Emulating the auto-indexed stack pointers of CISC architectures is relatively easy and quite useful. Suppose we define a region in the data segment starting at address STACK and of adequate capacity:

 init:    movl    r11 = STACK      // r11 -> first to use ... [begin a zone that forbids jumps in or out] push:    st8     [r11] = rt,8;;   // Push contents of rt          st8     [r11] = rn,8;;   // Push next ... 1stpop:  add     r11 = -8,r11;;   // Adjust for 1st pop          ld8     rx = [r11],-8;;  // Pop one item ...          ld8     ry = [r11]       // Last pop [end of zone that forbids jumps in or out] ...

where the adjustment of the user stack pointer r11 makes this stack build upward to higher memory addresses and recede to lower addresses. This method requires a one-time adjustment of the stack pointer before beginning to pop any stored items. If only one generic pop instruction is used by a loop, the postdecrement of the last iteration would leave the stack pointer at STACK-8. A fix-up addition should occur after the loop if this stack region is going to be reused. Alternatively, it may be possible to use an instruction that does not adjust the pointer after the last pop, as shown here.

It is also possible to make the stack operate the other way. Suppose we define a region in the data segment whose last usable quad word address is LAST. Then consider the following code sequence:

 init:    movl    r11 = LAST       // r11 -> first to use ... [begin a zone that forbids jumps in or out] push:    st8     [r11] = rt,-8;;  // Push contents of rt          st8     [r11] = rn,-8;;  // Push next ... 1stpop:  add     r11 = 8,r11;;    // Adjust for 1st pop          ld8     rx = [r11],8;;   // Pop one item ...          ld8     ry = [r11]       // Last pop [end of zone that forbids jumps in or out] ...

where the adjustment of the user stack pointer r11 makes this stack build downward to lower memory addresses and recede to higher addresses.
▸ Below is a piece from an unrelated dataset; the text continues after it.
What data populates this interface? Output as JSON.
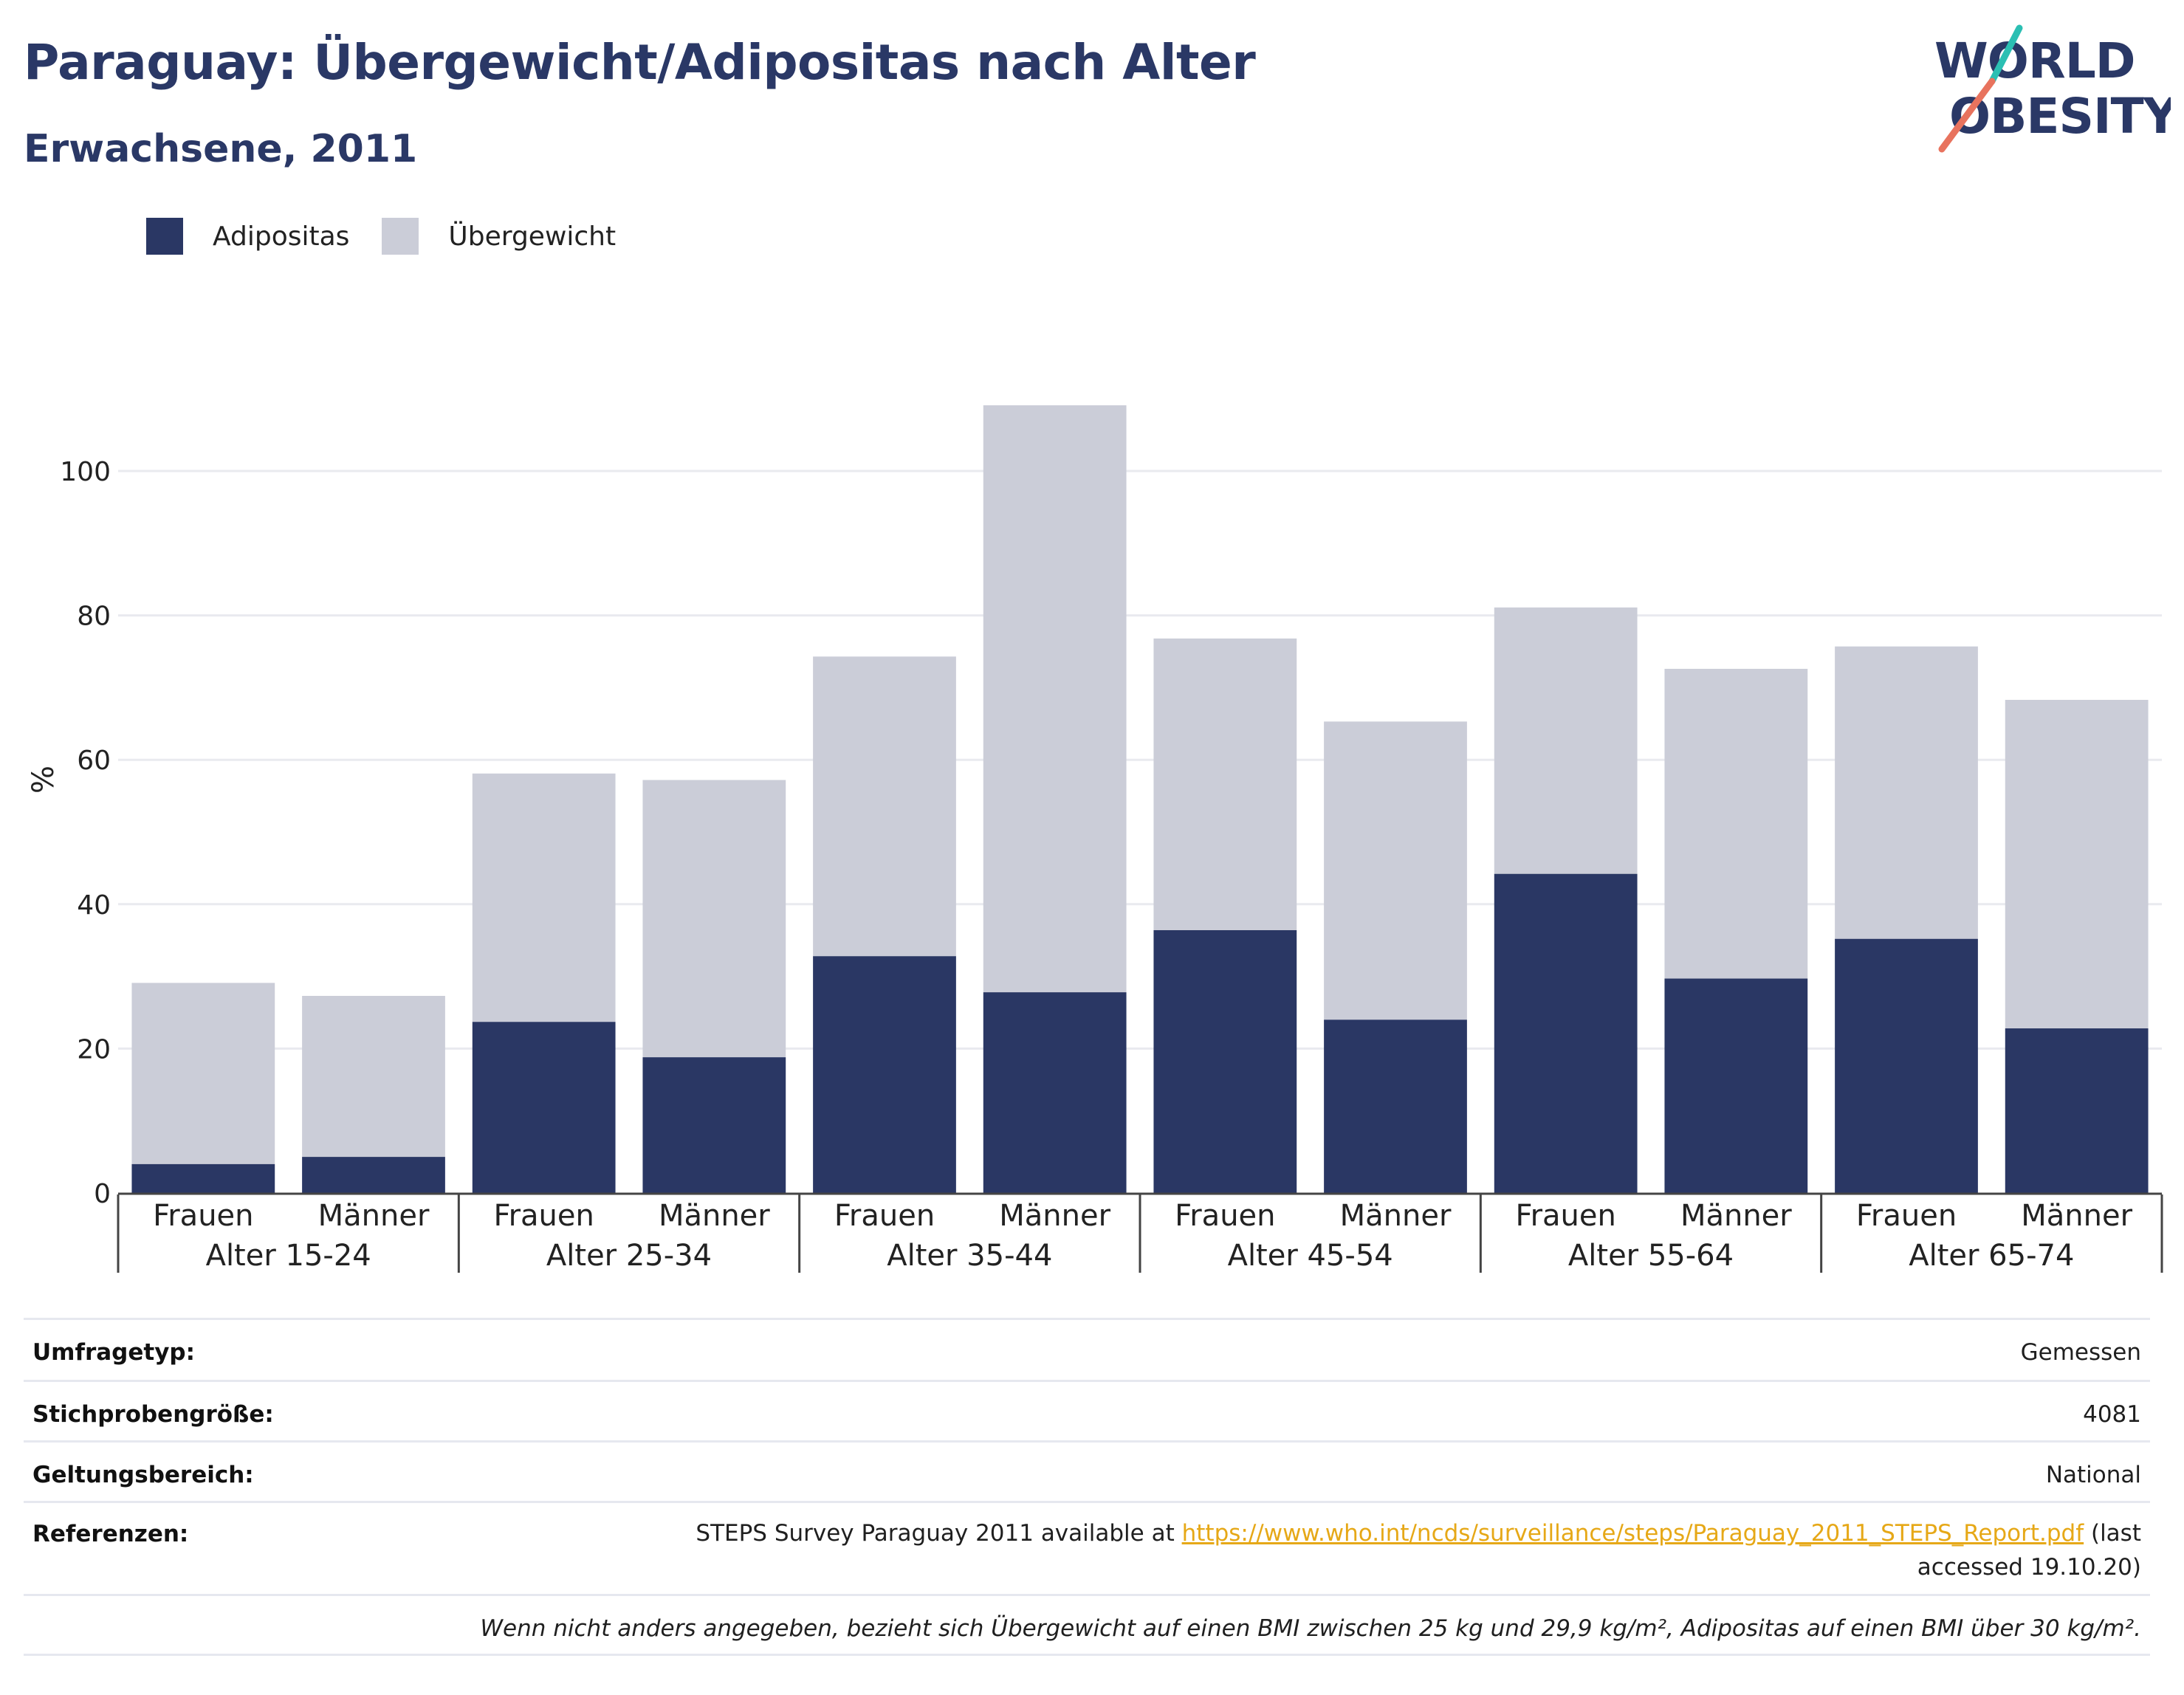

This method requires a one-time adjustment of the stack pointer before beginning to pop any stored items from the stack. If only one generic pop instruction is used by a loop, the post-increment on the last iteration would leave the stack pointer at LAST+8. A fix-up decrement should occur after the loop if this stack region is going to be reused. Alternatively, it may be possible to use an instruction that does not adjust the pointer after the last pop, as shown here.

We must emphasize that push and pop operations must always be matched pairs. It is important to prevent any branches into or out of the block of code that manages a stack. A stack of unknown status can lead to "memory leaks" and other unpredictable results.

This simple stack implementation is not as versatile as those in CISC architectures that automatically increment and decrement the stack pointer according to the varying size of each item stored. Our implementation fixes the size of each element, in this case to 8 bytes (note the use of ld8 and st8), which meets the needs of most algorithmic uses and demonstrations of stack principles.